At the Parliament, Swami Vivekananda became known as the ‘orator by divine right’ and ‘messenger of Indian wisdom to the Western world.’ For the next three-and-a-half years, Vivekananda traveled extensively in the eastern part of the US and London to spread the message of ‘Vedanta.’
Upon returning to India in 1897, Swami Vivekananda gave a series of lecture to different parts of the country before finally returning to Calcutta. He initiated the ‘Ramakrishna Mission,’ an organization which propagated the teachings of ‘Practical Vedanta’ and commenced various forms of social service, such as hospitals, schools, colleges, hostels, rural development centers, and so on.
In 1898, Swami Vivekananda acquired a huge property at Belur, which became a permanent abode of the monastery and monastic order. The place became known as ‘Ramakrishna Math’ and is open to all. Vivekananda adapted ancient monastic ideals to suit the conditions of modern life.
He initiated the ‘Ramakrishna Mission’ and ‘Ramakrishna Math,’ which helped uplift the masses and introduced the Indian philosophies of ‘Vedanta’ and ‘Yoga’ to the Western world.
Personal Life & Legacy
From a young age, Swami Vivekananda had deep interest in spirituality which led him to become a ‘sanyasi’ later in life. He vowed to lead a life aimed at bettering the lives of the downtrodden and the poor.
He breathed his last on July 4, 1902, while meditating. Rupture of a blood vessel in his brain was reported to be the reason for his death. His disciples believed that he attained ‘mahasamadhi’ and that the rupture was due to his ‘brahmarandhra,’ an opening in the crown of his head, being pierced while attaining ‘mahasamadhi.’
Swami Vivekananda’s body was cremated on a sandalwood funeral pyre on the banks of the Ganges in Belur.

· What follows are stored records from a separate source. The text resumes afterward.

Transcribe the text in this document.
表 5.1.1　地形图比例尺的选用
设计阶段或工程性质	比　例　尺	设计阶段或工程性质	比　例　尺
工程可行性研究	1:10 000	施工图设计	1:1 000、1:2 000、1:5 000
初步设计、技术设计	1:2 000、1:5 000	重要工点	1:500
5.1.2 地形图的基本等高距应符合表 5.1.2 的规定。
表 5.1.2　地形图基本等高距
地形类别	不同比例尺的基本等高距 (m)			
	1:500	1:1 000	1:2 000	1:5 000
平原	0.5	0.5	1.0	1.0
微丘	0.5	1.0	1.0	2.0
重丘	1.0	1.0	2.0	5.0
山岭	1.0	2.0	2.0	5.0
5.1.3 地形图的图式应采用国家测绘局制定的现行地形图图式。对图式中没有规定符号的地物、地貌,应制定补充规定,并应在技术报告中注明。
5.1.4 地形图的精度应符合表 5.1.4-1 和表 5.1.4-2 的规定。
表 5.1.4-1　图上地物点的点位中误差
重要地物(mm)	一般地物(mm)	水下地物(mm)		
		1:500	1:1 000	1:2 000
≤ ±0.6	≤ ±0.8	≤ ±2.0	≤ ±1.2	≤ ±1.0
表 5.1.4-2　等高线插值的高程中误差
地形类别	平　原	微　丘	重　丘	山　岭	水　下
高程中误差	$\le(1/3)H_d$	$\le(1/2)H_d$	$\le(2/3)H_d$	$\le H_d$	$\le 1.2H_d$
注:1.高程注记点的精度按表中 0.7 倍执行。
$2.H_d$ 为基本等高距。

Numerous Indian and Western leaders have named Vivekananda as the one who awakened India spiritually. It was due to Swami Vivekananda’s teaching and vision that Jamsetji Tata established the ‘Indian Institute of Science,’ one of the best-known research universities in the country.
“Have you seen God?” was the question that transformed the life of this Hindu monk who spent his life revitalizing Hinduism and spreading the Indian philosophies of ‘Vedanta’ and ‘Yoga’ to the Western world.
His speech with the opening phrase “Sisters and brothers of America…” at the 1893 Parliament of the World’s Religion at Chicago received a thunderous two-minute applause and standing ovation from 7000 people.
The birthday of this great spiritual personality is celebrated as National Youth Day in India.
His famous quote “Arise, awake, and stop not till the goal is reached” continues to inspire many around the world.